Patriota talked about the rainforest alliance involving Brazil, Indonesia and Congo, and the desire to strengthen coordination with Amazon neighboring countries. “Within the Amazon Cooperation Treaty Organization (ACTO), they meet and coordinate each other but have never took a leading role yet nor gotten involved in a summit with all presidents, so this is part of the agenda, too, and a sign of a new subregional, regional consciousness of what needs to be done to ensure sustainability and social progress within this new consciousness of what we have to offer, which is definitely not little,” the ambassador said.
Negotiations
Patriota met on Friday (18) with ambassador Paulino Franco de Carvalho Neto, secretary of Political Multilateral Affairs of Brazil’s Foreign Ministry. “He believes that the negotiations are advancing slowly. It’s great that loss and damage made into the agenda and that there’s a larger consciousness in the developed world of how they’ll have to contribute to mitigate the suffering that the climate changing is causing in countries that contribute very little to the global warming – that’s the injustice, right there. And Egypt, as the host country, brought climate justice to the center of the debate, an issue that Brazil should pay close attention to, with a generous regard towards Africa, the small islands, and the challenges they’ve faced,” the diplomat said.

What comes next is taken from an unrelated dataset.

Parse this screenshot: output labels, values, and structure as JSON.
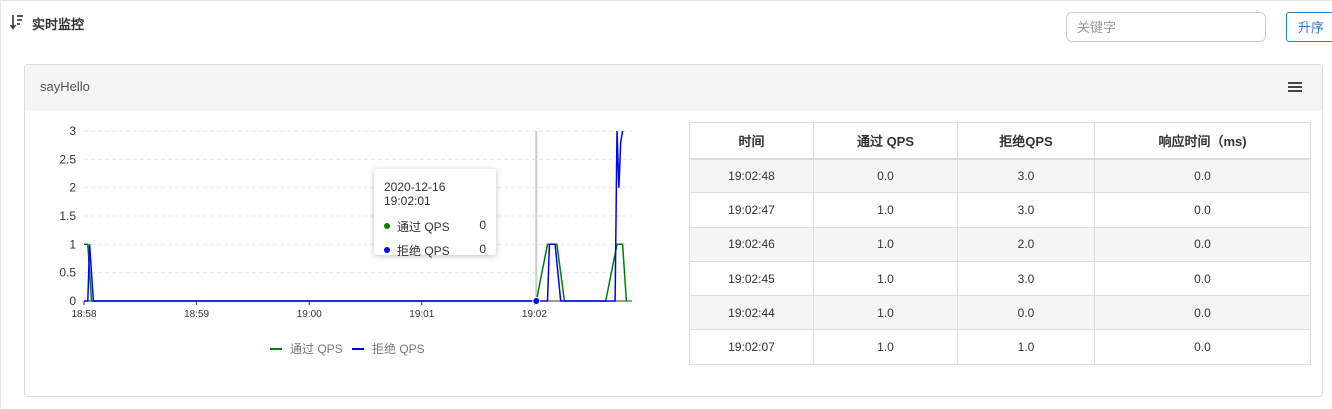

According to him, the issue of loss and damage funding is making the negotiations hard. “It’s difficult, because although the international agreement s acknowledge common but different responsibilities that are larger for those who historically polluted the most and commitments to invest in resources that assist the least developed countries, there’s a tremendous resistance to put this into practice, and I believe everyone – the private sector, the academy, the civil society, and the developed world – must push until this resistance is overcome, as this is not a favor we’re asking, it’s an obligation and a commitment to be met, so demanding that a promise is kept is the least we can do. From now on we’ll no longer shy away from this debate,” he said.
Antonio Patriota had headed the Embassy of Brazil in Cairo for three years. He said this is usually the period he stays in each post.